# Clear glass photos



## msleonas (Jul 9, 2012)

Hey all,

 What is the best way to photograph clear glass that is embossed so buyers can actually see the embossing? I am not having any luck.


----------



## AntiqueMeds (Jul 9, 2012)

I just take them outside in indirect sunlight...











 I find it requires a more difficult setup indoors..


----------



## msleonas (Jul 9, 2012)

ok thanks, and then you don't use a flash either?


----------



## epackage (Jul 9, 2012)

Window sill with the sky as the background gives me the best results...


----------



## msleonas (Jul 9, 2012)

Thanks epackage.


----------



## AntiqueMeds (Jul 9, 2012)

using a flash with glass can be tough unless you have something to difuse the light like a small light tent.
 You end up with really bright spots, same thing if you use full sunlight.


----------



## Brains (Jul 9, 2012)

Here's my clear 162.4- Outdoors, sun's in the west and this is facing south sometime in the afternoon... with a lil' bit of shade.  A little glare... but i thought the insulator looked great in this picture...
 ...now all my clear *bottle* pictures are AWFUL for some reason........ but at any rate, here's a pretty insulator!!!!!!!!!


----------



## T D (Jul 10, 2012)

just practice


----------



## T D (Jul 10, 2012)

and practice


----------



## T D (Jul 10, 2012)

and practice


----------



## T D (Jul 10, 2012)

and practice


----------



## T D (Jul 10, 2012)

and some more


----------



## T D (Jul 10, 2012)

keep trying


----------



## T D (Jul 10, 2012)

practice


----------



## T D (Jul 10, 2012)

practice


----------



## T D (Jul 10, 2012)

and practice, 'cause it don't cost anything[]


----------



## T D (Jul 10, 2012)

I was being a little smart a** ish and I know they are not all clear, but I have found you can achieve pretty good results several different ways.  Hope some of these examples may help.  I love to photograph, so I hope I stumble across a better way tomorrow!


----------



## JOETHECROW (Jul 10, 2012)

Great pics T D ....[]


----------



## Dugout (Jul 10, 2012)

And wonderful advice.


----------



## carobran (Jul 10, 2012)

I have the best luck with clear glass pics by placing them on a table or other platform a couple feet away from a window while its still full daylight outside but the sun is not shining through the window.

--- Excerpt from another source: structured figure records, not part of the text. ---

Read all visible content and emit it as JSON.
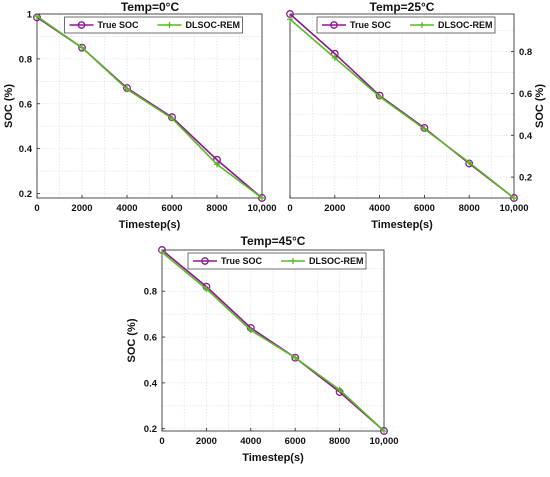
{
  "chart_data": [
    {
      "type": "line",
      "title": "Temp=0°C",
      "xlabel": "Timestep(s)",
      "ylabel": "SOC (%)",
      "y_axis_side": "left",
      "xlim": [
        0,
        10000
      ],
      "ylim": [
        0.18,
        1.0
      ],
      "xticks": [
        0,
        2000,
        4000,
        6000,
        8000,
        10000
      ],
      "xtick_labels": [
        "0",
        "2000",
        "4000",
        "6000",
        "8000",
        "10,000"
      ],
      "yticks": [
        0.2,
        0.4,
        0.6,
        0.8,
        1
      ],
      "ytick_labels": [
        "0.2",
        "0.4",
        "0.6",
        "0.8",
        "1"
      ],
      "grid": true,
      "legend_position": "top",
      "x": [
        0,
        2000,
        4000,
        6000,
        8000,
        10000
      ],
      "series": [
        {
          "name": "True SOC",
          "color": "#8B1A8B",
          "marker": "circle",
          "values": [
            0.985,
            0.85,
            0.67,
            0.54,
            0.35,
            0.18
          ]
        },
        {
          "name": "DLSOC-REM",
          "color": "#5CB82A",
          "marker": "plus",
          "values": [
            0.99,
            0.85,
            0.665,
            0.535,
            0.33,
            0.18
          ]
        }
      ]
    },
    {
      "type": "line",
      "title": "Temp=25°C",
      "xlabel": "Timestep(s)",
      "ylabel": "SOC (%)",
      "y_axis_side": "right",
      "xlim": [
        0,
        10000
      ],
      "ylim": [
        0.1,
        0.98
      ],
      "xticks": [
        0,
        2000,
        4000,
        6000,
        8000,
        10000
      ],
      "xtick_labels": [
        "0",
        "2000",
        "4000",
        "6000",
        "8000",
        "10,000"
      ],
      "yticks": [
        0.2,
        0.4,
        0.6,
        0.8
      ],
      "ytick_labels": [
        "0.2",
        "0.4",
        "0.6",
        "0.8"
      ],
      "grid": true,
      "legend_position": "top",
      "x": [
        0,
        2000,
        4000,
        6000,
        8000,
        10000
      ],
      "series": [
        {
          "name": "True SOC",
          "color": "#8B1A8B",
          "marker": "circle",
          "values": [
            0.98,
            0.79,
            0.59,
            0.435,
            0.265,
            0.1
          ]
        },
        {
          "name": "DLSOC-REM",
          "color": "#5CB82A",
          "marker": "plus",
          "values": [
            0.955,
            0.77,
            0.585,
            0.43,
            0.27,
            0.1
          ]
        }
      ]
    },
    {
      "type": "line",
      "title": "Temp=45°C",
      "xlabel": "Timestep(s)",
      "ylabel": "SOC (%)",
      "y_axis_side": "left",
      "xlim": [
        0,
        10000
      ],
      "ylim": [
        0.19,
        0.98
      ],
      "xticks": [
        0,
        2000,
        4000,
        6000,
        8000,
        10000
      ],
      "xtick_labels": [
        "0",
        "2000",
        "4000",
        "6000",
        "8000",
        "10,000"
      ],
      "yticks": [
        0.2,
        0.4,
        0.6,
        0.8
      ],
      "ytick_labels": [
        "0.2",
        "0.4",
        "0.6",
        "0.8"
      ],
      "grid": true,
      "legend_position": "top",
      "x": [
        0,
        2000,
        4000,
        6000,
        8000,
        10000
      ],
      "series": [
        {
          "name": "True SOC",
          "color": "#8B1A8B",
          "marker": "circle",
          "values": [
            0.98,
            0.82,
            0.64,
            0.51,
            0.36,
            0.19
          ]
        },
        {
          "name": "DLSOC-REM",
          "color": "#5CB82A",
          "marker": "plus",
          "values": [
            0.97,
            0.81,
            0.63,
            0.51,
            0.37,
            0.19
          ]
        }
      ]
    }
  ]
}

Put a couple pieces of white paper under the bottles,make sure the camera is steady and always use the macro setting. Like this.


----------



## carobran (Jul 10, 2012)

Or this(white semi-transparent curtain was down in this one,works good for certain pics and bad for others.)


----------



## carobran (Jul 10, 2012)

Last one,wish I had a soda pic to post but I don't think I have any clear sodas.


----------



## msleonas (Jul 10, 2012)

WOW! Beautiful pictures. You all have good tips and TD, you are right I need to keep practicing. 

 Thanks


----------



## buzzkutt033 (Jul 10, 2012)

we had a basketball player in Philly a few years back that just loved practice.....


----------



## msleonas (Jul 10, 2012)

LOL!


----------



## Wheelah23 (Jul 10, 2012)

I use a single long sheet of white poster paper behind it, and a bright fishtank light to the side...


----------



## RIBottleguy (Jul 18, 2012)

Nice Wheelah,
 I usually do the windowsill method, but it varies in effectiveness depending on the time of day and clouds.  Outside works well, the ones I have on ebay now have shots of being held up to a partly cloudy sky.


----------



## cyberdigger (Jul 18, 2012)

I've grown fond of using a blank white page on my computer monitor for the backlighting.. I open PAINT and select 'full screen' et voila.. don't even have to leave my chair.. []


----------



## madman (Jul 25, 2012)

rare


----------



## madman (Jul 25, 2012)

one more


----------



## msleonas (Jul 26, 2012)

Nice photos madman. The LION store? Dangerous sounding!


----------



## madman (Jul 26, 2012)

thanks no flash with backlighting, the lion store was a dept store in toledo


----------



## carobran (Jul 27, 2012)

A milk bottle pic I took today.


----------



## msleonas (Jul 27, 2012)

great photo carobran! Is that a dug milk or bought?


----------